To be eligible for the Federal and/or Ontario Rebate, one condition that must be met is that, at the time the “particular individual” enters into an agreement of purchase and sale with the builder, the individual is acquiring the Home for use as a primary place of residence for themselves or a relation. A relation includes parents, siblings, and children but excludes aunts, uncles, or cousins.
It was found that if the sale of the Home was made to two or more individuals, each individual is considered a “particular individual” and each individual must intend to use the Home as their primary place of residence. The court did not consider a bare trust relationship between co-purchasers.
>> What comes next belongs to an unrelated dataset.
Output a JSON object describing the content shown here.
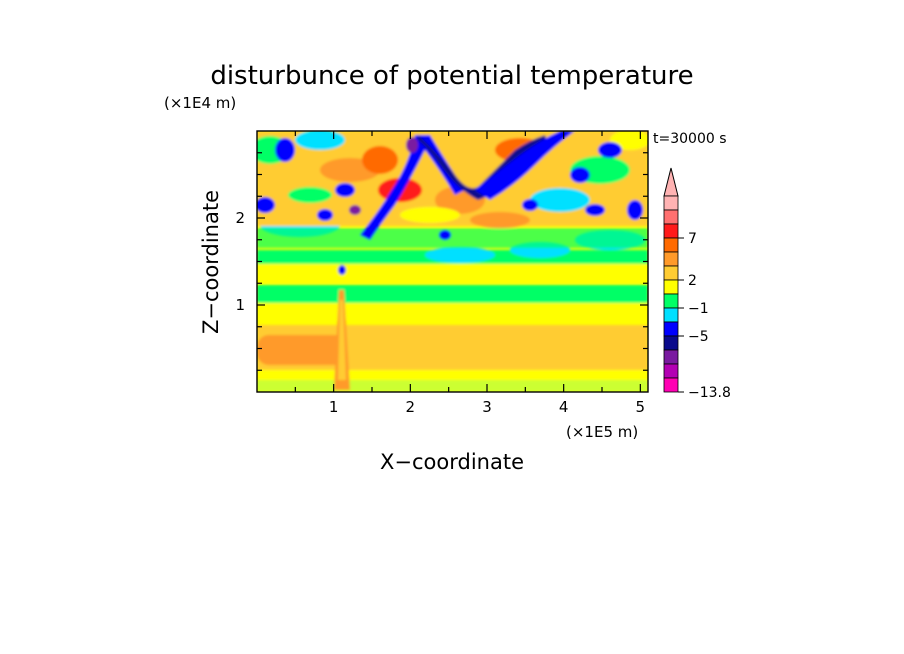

Under an agreement of purchase and sale, the supply of the Home was made to both Mr. Cheema and Dr. Akbari. Since Dr. Akbari did not intend to use the Home as his primary place of residence, this condition was not met and the Ontario Rebate was denied in full.
When multiple individuals execute an agreement of purchase and sale for a new Home, use of the Home as a primary residence must be satisfied by all the individuals. If this not the case, then the Federal and/or Ontario Rebate is not available. If the amount of the anticipated Ontario Rebate had been credited by the builder in Cheema, then the builder may have extended a credit to Mr. Cheema and Dr. Akbari that it was unable to recover. The builder would then have to rely on the buyers’ covenants under the rebate document in order to recover from the buyers.
Builders must be mindful of the findings in Cheema when extending a credit on the purchase price to a buyer in anticipation of a transfer of the buyers’ GST/HST rebate. If the buyer is comprised of multiple individuals, the conveyancing documents should include provisions that can be relied upon if the application for the rebate is later denied. Since the content and form of these documents varies from developer to developer, a careful review of standard forms (including the transfer of the GST/HST rebate) would be prudent.
A buyer (and their advisors) need to be cognisant of the result in Cheema when structuring transactions. As suggested in the decision, a buyer may consider accepting a gift or loan, or the generous extended family member or friend may offer to be a secured guarantor instead of co-signing the agreement of purchase and sale.
Cheema highlights for developers the importance of reviewing their sale documentation, including GST/HST transfer forms, to ensure they are protected if it is later determined that the buyer is not eligible for a rebate. It also serves as a reminder to buyers and their advisors to consider the structure of a new Home purchase when the buyer needs financing assistance.
Justice Stratas, writing for the majority in Cheema, invited Parliament to amend section 254 of the ETA if it did not agree with his conclusion in Cheema. Of note, Justice Webb remarked in dissent, “an individual who is unable to afford a new house on their own and who needs a second unrelated person to guarantee the payment of the purchase price, will be denied the new housing rebate. This would appear to deny the new housing rebate to those who need it the most and would raise the question of whether this was the intent of Parliament.” However, as Justice Stratas commented, what is best for Canadian society is not the equivalent of what the legislation means.
Legislation is known to be amended in response to “disagreeable” decisions, but will this be one of them? We will monitor any developments closely.
 Another case to watch (Ngai v R., 2017 TCC 79) has a similar fact pattern to that of Cheema but involves an aunt rather than a friend; it is currently being appealed by the Crown.